Aji M. Abraham and S. Anil Lal



A variance based analysis to identify sensitivity of geometric variables on power and efficiency of a two stage axial flow turbine is presented. Six geometric variables identified for sensitive analysis are axial gap, tip clearance and stagger angle for four blade profiles; nozzle, first rotor, stator and second rotor. ANSYS-CFD model validated based on turbine test for design configuration is used for generation of computationally intensive data for sensitivity analysis. Flow in turbine blade flow passage is characterized by flow separation, jet-wake flow and tip clearance vortices.

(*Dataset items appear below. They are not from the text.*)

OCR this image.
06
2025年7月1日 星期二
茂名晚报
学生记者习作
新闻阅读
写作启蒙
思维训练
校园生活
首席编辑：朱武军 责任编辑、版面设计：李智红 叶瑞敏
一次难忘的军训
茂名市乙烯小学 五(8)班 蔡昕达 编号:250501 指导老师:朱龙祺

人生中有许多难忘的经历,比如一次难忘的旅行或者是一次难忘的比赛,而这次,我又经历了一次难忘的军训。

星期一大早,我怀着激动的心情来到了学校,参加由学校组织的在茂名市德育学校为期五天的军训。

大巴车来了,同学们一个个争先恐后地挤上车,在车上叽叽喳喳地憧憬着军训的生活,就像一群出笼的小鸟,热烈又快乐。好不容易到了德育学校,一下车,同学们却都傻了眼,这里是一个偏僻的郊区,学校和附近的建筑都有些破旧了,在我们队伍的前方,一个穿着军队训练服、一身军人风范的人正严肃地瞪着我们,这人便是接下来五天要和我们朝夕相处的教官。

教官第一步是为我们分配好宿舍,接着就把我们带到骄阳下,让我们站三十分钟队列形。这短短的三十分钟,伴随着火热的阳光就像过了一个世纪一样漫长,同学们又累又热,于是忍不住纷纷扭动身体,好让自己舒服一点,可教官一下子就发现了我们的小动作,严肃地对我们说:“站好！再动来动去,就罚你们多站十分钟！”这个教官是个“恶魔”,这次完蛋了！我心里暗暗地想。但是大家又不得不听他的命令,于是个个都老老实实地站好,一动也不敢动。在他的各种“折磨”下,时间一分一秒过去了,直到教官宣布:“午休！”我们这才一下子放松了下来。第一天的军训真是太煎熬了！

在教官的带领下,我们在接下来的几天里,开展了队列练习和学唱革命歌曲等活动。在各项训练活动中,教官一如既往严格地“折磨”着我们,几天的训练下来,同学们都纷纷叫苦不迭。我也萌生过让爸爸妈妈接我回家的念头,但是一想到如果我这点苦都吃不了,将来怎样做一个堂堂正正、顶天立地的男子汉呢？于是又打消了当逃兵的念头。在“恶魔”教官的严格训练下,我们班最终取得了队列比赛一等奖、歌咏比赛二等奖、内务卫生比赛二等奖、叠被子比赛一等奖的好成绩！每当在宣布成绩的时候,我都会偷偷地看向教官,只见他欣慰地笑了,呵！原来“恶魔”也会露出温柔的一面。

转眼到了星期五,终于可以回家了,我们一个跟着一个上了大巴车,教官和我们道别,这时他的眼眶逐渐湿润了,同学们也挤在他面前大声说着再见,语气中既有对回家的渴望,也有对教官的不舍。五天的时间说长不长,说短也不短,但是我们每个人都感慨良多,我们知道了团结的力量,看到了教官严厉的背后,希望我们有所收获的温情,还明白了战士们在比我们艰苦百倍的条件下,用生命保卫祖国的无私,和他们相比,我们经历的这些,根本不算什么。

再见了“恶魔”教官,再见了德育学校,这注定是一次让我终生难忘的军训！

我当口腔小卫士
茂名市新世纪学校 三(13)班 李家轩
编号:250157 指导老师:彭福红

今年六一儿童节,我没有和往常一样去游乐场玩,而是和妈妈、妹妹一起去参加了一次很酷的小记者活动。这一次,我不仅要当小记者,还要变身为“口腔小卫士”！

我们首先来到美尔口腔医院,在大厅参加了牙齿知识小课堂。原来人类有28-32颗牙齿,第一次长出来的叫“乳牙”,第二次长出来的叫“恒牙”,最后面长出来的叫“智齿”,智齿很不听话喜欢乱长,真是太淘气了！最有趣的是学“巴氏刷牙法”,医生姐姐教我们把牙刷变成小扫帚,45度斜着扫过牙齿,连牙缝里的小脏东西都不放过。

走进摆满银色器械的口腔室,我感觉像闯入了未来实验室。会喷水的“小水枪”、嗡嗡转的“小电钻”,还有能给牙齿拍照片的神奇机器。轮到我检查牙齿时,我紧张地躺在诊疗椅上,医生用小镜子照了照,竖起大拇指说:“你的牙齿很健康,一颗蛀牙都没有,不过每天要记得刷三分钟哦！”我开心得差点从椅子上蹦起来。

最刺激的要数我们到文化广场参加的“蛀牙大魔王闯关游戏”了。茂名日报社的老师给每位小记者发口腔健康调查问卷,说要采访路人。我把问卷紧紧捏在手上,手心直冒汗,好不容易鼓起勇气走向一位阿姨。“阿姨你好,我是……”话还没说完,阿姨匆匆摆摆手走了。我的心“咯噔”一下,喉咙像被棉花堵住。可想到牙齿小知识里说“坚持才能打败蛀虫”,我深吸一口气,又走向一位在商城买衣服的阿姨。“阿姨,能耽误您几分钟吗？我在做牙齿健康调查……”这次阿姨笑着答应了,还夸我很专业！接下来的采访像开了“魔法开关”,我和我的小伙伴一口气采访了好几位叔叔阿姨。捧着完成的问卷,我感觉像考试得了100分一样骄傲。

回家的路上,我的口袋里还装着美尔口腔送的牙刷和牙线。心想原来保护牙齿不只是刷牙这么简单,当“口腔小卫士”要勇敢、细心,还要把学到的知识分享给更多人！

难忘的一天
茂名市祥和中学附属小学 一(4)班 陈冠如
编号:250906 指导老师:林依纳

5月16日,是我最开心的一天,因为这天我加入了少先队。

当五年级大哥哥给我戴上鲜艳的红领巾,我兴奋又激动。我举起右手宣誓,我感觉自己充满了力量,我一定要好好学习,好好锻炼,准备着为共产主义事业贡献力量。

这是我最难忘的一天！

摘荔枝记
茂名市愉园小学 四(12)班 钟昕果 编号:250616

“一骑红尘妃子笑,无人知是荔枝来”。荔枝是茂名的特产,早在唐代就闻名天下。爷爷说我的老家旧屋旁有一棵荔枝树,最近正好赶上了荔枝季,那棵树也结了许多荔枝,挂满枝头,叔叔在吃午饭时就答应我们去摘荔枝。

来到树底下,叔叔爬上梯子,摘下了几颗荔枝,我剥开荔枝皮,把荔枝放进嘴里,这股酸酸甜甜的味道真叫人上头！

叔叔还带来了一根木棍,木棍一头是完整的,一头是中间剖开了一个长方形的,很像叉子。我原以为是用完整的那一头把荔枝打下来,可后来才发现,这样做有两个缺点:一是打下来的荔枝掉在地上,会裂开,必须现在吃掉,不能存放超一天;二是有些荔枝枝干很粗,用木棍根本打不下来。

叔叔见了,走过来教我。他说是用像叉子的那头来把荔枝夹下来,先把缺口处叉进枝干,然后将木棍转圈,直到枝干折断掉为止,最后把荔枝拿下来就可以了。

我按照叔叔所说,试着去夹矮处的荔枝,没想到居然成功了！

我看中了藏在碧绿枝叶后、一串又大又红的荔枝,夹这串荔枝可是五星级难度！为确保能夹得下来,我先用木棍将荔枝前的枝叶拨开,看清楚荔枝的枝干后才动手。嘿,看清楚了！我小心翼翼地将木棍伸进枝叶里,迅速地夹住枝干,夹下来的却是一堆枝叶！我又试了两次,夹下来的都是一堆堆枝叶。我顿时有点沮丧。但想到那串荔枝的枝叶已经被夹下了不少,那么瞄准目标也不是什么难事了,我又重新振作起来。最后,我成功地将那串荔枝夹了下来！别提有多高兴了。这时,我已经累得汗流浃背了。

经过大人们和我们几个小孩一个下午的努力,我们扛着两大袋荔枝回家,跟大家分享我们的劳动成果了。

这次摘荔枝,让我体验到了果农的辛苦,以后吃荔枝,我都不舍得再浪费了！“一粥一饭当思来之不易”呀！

Study identified nozzle stagger angle, axial gap and tip clearance as the sensitive variables. Nozzle stagger angle and axial gap determines flow separation and jet-wake flow. Flow separation reduces effective flow area in rotors and increases flow velocity.  Increased flow velocity produces higher specific work and power but reduces the efficiency due to higher losses. Tip clearance vortices influence flow pattern in tip clearance region. An optimum sized vortex reduces tip clearance leakage from pressure side to suction side. Tip clearance more than size of tip clearance vortex generates additional leak path and reduces efficiency. Power and efficiency of gas turbines can be fine-tuned by controlling the formation of flow structures through proper selection of the sensitive geometric variables.

Keywords: sensitivity analysis, stagger angle, axial gap, tip clearance, CFD.